Um nicht dem Trunk oder Kartenspiel in der satten und betrunkenen Umgebung der „toten Seelen“ zu verfallen, war irgendein großes ideelles Interesse notwendig, das wie ein Magnet alle moralischen Kräfte hätte an sich ziehen und sie in ständiger Spannung halten können. Um inmitten von bestechlichen Postenjägern keine Schmiergelder anzunehmen oder zu erpressen, musste man irgendwelche eigenen tiefen Prinzipien haben, die den Menschen aus diesem Milieu herausreißen und ihn zu einem Einzelgänger machen: man musste Carbonari6 oder mindestens Farmazone7 sein. Um nicht auf Papachens Befehl zu heiraten, muss man Materialist und Darwinist werden, das heißt ganz fest begreifen, dass der Mensch vom Affen abstammt und dass Papachen auf der aufsteigenden Leiter der Ahnentafel dem Affen näher steht als der Sohn. Die Hand nach dem römischen Recht oder nach dem Lanzett auszustrecken, bedeutete – grundsätzlich – sie nach verbotener Literatur auszustrecken und zu der felsenfesten Überzeugung zu kommen, dass das Lanzett ohne politische Freiheit ein stumpfes und rostiges Stück Eisen bleibt. Um für eine Verfassung kämpfen zu können, brauchten die Intelligenzler das Ideal des Sozialismus. Schließlich mussten sie sich mit der Entwertung von allerlei „vergänglichen“ politischen Werten vor dem obersten Tribunal der „Pflicht“ und der „Schönheit“ beschäftigen und das nur, um sich die Versöhnung mit dem Regime des 3. Juni8 zu erleichtern.

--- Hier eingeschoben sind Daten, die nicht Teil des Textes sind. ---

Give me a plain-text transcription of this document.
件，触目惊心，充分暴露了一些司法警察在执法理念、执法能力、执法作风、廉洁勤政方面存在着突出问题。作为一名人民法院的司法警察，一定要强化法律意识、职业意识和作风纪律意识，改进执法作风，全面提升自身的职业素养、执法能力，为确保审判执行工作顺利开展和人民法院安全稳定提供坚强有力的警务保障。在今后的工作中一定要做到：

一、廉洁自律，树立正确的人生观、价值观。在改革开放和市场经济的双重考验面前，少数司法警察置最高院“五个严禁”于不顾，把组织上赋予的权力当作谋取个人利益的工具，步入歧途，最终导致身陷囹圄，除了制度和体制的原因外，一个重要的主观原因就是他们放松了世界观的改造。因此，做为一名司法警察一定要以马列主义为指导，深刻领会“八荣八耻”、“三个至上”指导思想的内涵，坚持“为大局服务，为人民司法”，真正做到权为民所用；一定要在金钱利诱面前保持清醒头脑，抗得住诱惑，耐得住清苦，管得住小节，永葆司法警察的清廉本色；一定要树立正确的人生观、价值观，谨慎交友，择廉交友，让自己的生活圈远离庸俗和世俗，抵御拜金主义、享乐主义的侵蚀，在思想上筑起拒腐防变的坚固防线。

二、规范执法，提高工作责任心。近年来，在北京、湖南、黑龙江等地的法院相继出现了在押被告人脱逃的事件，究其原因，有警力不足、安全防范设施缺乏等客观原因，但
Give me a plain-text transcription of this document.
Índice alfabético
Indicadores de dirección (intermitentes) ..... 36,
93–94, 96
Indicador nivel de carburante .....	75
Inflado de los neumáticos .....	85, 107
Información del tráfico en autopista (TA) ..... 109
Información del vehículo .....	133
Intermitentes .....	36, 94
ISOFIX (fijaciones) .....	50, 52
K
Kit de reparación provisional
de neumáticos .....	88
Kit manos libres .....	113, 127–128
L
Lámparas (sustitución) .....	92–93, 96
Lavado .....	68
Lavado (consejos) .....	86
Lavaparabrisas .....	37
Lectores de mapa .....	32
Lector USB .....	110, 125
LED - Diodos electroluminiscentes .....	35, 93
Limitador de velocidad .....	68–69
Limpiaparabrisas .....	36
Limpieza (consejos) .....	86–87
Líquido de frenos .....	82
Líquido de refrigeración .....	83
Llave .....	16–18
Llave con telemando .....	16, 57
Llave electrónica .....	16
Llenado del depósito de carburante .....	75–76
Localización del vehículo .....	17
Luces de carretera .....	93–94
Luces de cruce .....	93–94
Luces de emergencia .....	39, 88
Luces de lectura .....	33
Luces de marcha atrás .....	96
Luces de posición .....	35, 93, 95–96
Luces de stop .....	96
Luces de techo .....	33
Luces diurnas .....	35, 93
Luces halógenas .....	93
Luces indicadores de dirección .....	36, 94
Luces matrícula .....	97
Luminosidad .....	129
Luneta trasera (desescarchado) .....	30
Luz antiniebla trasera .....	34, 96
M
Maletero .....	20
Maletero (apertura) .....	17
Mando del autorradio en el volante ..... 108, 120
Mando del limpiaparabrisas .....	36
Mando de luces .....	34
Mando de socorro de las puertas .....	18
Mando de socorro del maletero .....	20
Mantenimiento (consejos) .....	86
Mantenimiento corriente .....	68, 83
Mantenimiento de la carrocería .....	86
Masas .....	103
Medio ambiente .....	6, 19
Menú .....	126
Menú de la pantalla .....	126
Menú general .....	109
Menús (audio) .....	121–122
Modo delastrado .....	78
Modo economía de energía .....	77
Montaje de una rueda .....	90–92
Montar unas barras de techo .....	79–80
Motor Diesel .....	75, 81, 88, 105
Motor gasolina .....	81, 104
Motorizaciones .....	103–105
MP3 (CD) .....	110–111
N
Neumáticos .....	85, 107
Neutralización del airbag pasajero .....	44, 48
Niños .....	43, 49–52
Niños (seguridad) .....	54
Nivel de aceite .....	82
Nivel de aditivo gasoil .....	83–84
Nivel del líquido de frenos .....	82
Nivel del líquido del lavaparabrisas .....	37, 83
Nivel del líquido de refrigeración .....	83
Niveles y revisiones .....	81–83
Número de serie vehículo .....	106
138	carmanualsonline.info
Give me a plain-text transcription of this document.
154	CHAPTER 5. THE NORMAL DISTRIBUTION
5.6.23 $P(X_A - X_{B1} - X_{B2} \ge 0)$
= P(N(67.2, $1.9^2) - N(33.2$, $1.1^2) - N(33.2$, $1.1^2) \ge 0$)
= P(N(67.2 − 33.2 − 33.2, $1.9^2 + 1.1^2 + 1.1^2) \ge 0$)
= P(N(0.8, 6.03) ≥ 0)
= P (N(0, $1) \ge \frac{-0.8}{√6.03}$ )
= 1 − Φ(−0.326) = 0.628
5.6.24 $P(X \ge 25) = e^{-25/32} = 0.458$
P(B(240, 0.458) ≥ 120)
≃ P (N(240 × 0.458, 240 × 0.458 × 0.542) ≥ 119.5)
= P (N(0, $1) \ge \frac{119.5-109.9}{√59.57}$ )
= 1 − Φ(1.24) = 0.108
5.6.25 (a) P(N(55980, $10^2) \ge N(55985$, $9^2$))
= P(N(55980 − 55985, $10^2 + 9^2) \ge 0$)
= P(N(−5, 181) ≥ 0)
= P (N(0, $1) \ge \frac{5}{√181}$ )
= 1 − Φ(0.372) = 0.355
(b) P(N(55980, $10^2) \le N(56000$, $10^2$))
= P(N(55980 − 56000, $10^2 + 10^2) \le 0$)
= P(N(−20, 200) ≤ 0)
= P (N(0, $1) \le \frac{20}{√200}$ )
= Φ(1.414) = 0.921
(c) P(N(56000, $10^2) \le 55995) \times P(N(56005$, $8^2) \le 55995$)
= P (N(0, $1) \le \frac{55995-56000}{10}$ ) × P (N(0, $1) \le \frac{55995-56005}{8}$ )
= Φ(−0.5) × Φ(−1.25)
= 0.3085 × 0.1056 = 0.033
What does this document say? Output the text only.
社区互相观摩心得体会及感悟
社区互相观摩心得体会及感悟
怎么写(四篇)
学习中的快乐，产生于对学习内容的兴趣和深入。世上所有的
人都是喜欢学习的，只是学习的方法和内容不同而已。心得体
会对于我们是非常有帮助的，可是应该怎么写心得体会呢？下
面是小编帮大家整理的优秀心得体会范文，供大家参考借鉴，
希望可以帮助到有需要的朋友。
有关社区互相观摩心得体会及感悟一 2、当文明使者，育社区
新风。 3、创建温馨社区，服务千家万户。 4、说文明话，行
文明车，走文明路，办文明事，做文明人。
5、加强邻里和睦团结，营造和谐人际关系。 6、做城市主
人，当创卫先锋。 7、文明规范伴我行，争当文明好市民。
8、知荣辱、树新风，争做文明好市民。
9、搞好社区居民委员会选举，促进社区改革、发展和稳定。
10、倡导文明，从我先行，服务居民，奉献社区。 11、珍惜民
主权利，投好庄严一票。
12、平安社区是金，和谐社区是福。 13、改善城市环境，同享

Und eben diese tödliche Diskrepanz zwischen Ideologie und gesellschaftlicher Alltagspraxis, dieses schreiende Zeugnis der Armut, diente im Gegenteil den Intelligenzlern als Quelle ungezügelter Überheblichkeit. Seht – sagen sie – was für ein Volk wir sind: ein besonderes, ein auserwähltes ein anti-kleinbürgerliches, nach mahnendem Hagelschlag verlangendes… Das heißt, unser Volk ist, wenn schon rückhaltlos gesprochen werden soll, eigentlich barbarisch: es wäscht sich nicht die Hände, spült seinen Napf nicht aus, dafür aber hat sich die Intelligenz für dieses Volk kreuzigen lassen, hat die ganze Sehnsucht nach der Wahrheit in sich konzentriert und lebt nicht, sondern brennt – schon anderthalb Jahrhunderte lang … Die Intelligenz vertritt Parteien, Klassen, das Volk Die Intelligenz durchlebt die Kulturepochen für das Volk Die Intelligenz wählt die Entwicklungswege für das Volk. – Wo aber wird denn diese ganze titanische Arbeit geleistet? Doch nur in der Einbildung eben dieser Intelligenz!

3.

Die ständische Kultur, von der sich der alte russische Intelligenzler lossagte, war primitiv und innerlich nicht fähig, sich das erwachende individuelle Bewusstsein zu unterwerfen – und so befreite er sich von ihr leicht, fast ohne Kampf, unter dem Einfluss von Ideen, die von einer anderen, höheren und wertvolleren Kultur hervorgebracht worden waren. Nachdem er sich von seinen Daseinsgrundlagen losgerissen hatte, wurde der ständische Splitter zum Abtrünnigen und fühlte sich deshalb bei der Wahl der Wege und mittel absolut frei. Mit der Vergangenheit hatte man gebrochen, die Zukunft erschien wie ein großes weißes Brett Daher der grenzenlose subjektive Radikalismus unserer reumütigen Grundbesitzer und meuternden Seminaristen, daher auch deren intelligenzlerischer Größenwahn. Wersilow blickt bei Dostojewski gemeinsam mit Herzen voll halb verächtlicher Sehnsucht auf Europa. „Dort“, sagt er, „kämpft der Konservative nur um sein nacktes Dasein: selbst der petrolejschtschik9 kriecht heran, sein ihm zustehendes Stück davon zu erwischen. Nur Russland allein lebt nicht für sich, sondern für die Idee … Jetzt ist es schon fast ein Jahrhundert her, dass Russland (das heißt sein Intelligenzlerhäufchen! L. T.) entschieden nicht für sich lebt, sondern allein nur für Europa!“ - „Europa hat“, sagt derselbe Wersilow, „die edlen Typen eines Franzosen, Engländers oder Deutschen geschaffen, aber über seinen zukünftigen Menschen weiß es so gut wie nichts. Anscheinend will es davon auch vorläufig nichts wissen. Verständlich: sie sind nicht frei, während wir frei sind. Damals war ich allein in Europa, allein mit meiner russischen Sehnsucht, damals war ich frei."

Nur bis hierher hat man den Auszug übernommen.